Anne grinned at him. 'Then there's Mrs Blouse and a Mrs Bruce—'
'Who's that?'
'You don't know her.'
'I know everyone,' he said reprovingly.
'A cousin of Lady Mary's,' Anne told him, 'from Wales.'
'Oh, well.
Wales.'
'And I forgot Sir Harry Englefield.'
'Many do,' said Walpole regretfully. 'I believe he's taken up astronomy.'
'Has he really? Where did you hear that?'
He extended one swollen-knuckled finger towards his mahogany bureau. 'I write twenty letters a day, or dictate them to Kirgate; I spin my web from Boston to St Petersburg.'
'Very well, I bow to your authority,' said Anne.
He shifted to move his right foot higher on its cushion.
'Have you the gout very badly today?' she asked.
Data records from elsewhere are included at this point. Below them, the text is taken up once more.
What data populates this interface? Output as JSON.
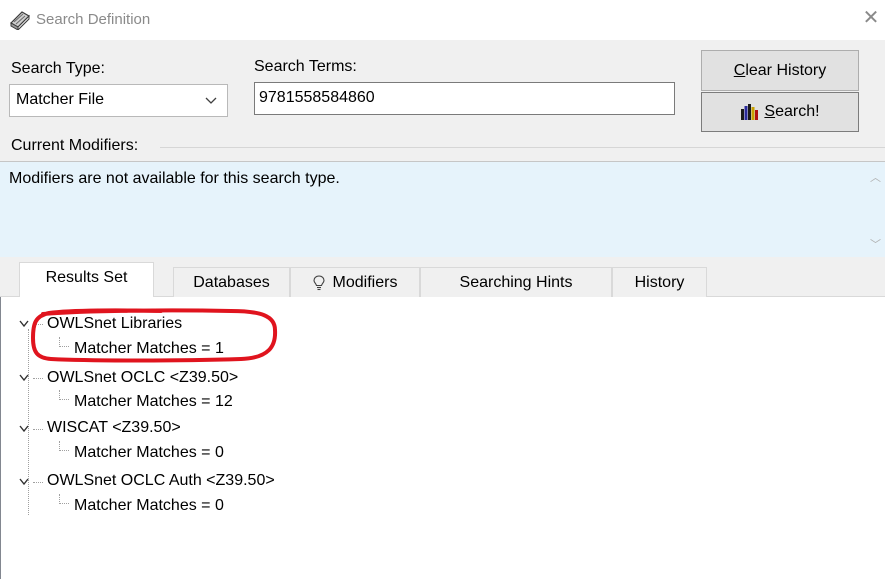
{
  "window": {
    "title": "Search Definition",
    "close_glyph": "✕"
  },
  "search_type": {
    "label": "Search Type:",
    "selected": "Matcher File"
  },
  "search_terms": {
    "label": "Search Terms:",
    "value": "9781558584860"
  },
  "buttons": {
    "clear_history": {
      "first": "C",
      "rest": "lear History"
    },
    "search": {
      "first": "S",
      "rest": "earch!"
    }
  },
  "modifiers": {
    "label": "Current Modifiers:",
    "text": "Modifiers are not available for this search type."
  },
  "tabs": [
    {
      "label": "Results Set",
      "active": true
    },
    {
      "label": "Databases",
      "active": false
    },
    {
      "label": "Modifiers",
      "active": false,
      "icon": "lightbulb-icon"
    },
    {
      "label": "Searching Hints",
      "active": false
    },
    {
      "label": "History",
      "active": false
    }
  ],
  "results": [
    {
      "database": "OWLSnet Libraries",
      "child": "Matcher Matches = 1",
      "highlighted": true
    },
    {
      "database": "OWLSnet OCLC <Z39.50>",
      "child": "Matcher Matches = 12"
    },
    {
      "database": "WISCAT <Z39.50>",
      "child": "Matcher Matches = 0"
    },
    {
      "database": "OWLSnet OCLC Auth <Z39.50>",
      "child": "Matcher Matches = 0"
    }
  ],
  "colors": {
    "annotation": "#e0141e",
    "modifiers_bg": "#e6f3fb",
    "window_bg": "#f0f0f0"
  }
}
'Of course not, my dear; the gout has me. Now let's drink some tea'—reaching for his silver bell. '
The Way to Keep Him's
a hackneyed thing, don't you find?'
'Oh, I don't know,' said Anne, who'd sat up late last night rereading it with a rapid pulse. 'Isn't Mrs Lovemore a rather splendid creature, the way she falls into melancholy and rage, and then refashions herself to win back her husband's love?'
Walpole shrugged. 'How many plays do we need about the
longueurs
of marriage? The point is proven, surely! Oh, my dear, I'm as weak as small beer today'—with a yawn that split his face.
T
HE SPRING
Season was in full flow, now, and the tiny diamond that was Mayfair (tucked between Hyde Park, Oxford Street, Bond Street and Piccadilly) was criss-crossed every night with carriages lit up like fireflies, taking their occupants to routs, drums and assemblies, ridottos of 10,000 or musical evenings for a dozen. There were alfresco breakfasts (everyone still in their furs) and calls to pay from afternoon into evening. The World watched a balloon ascent in Hyde Park, and kept an eye out for the sumptuously dressed Prince of Wales and his pink-cheeked Mrs Fitzherbert dashing by in an open phaeton with a pair of bays. Mayfair residents roamed outside their preserve only for certain purposes: the gentlemen to debates at the Lords or Commons in Westminster Palace, or to gamble at their clubs on St James's, perhaps to buy a hat at Lock's, or wine at Berry's; the ladies to shop on the Strand or admire the crocuses at Kew. And, of course, everyone drove east to attend the Opera House and the two patent theatres of Covent Garden and Drury Lane.
Every few days, now, the Richmond House Players (as they affected to call themselves) made their way south-east, on horseback, in sedan-chairs or carriages, from their Mayfair homes to the great house in Whitehall. Already they were experiencing that united delusion, that derangement of the senses known as theatre. On waking, or during the tedious hours it took for them to be dressed for dinner, they muttered their lines, sketched their gestures on the air. They'd never worked so hard in their lives, or felt so necessary.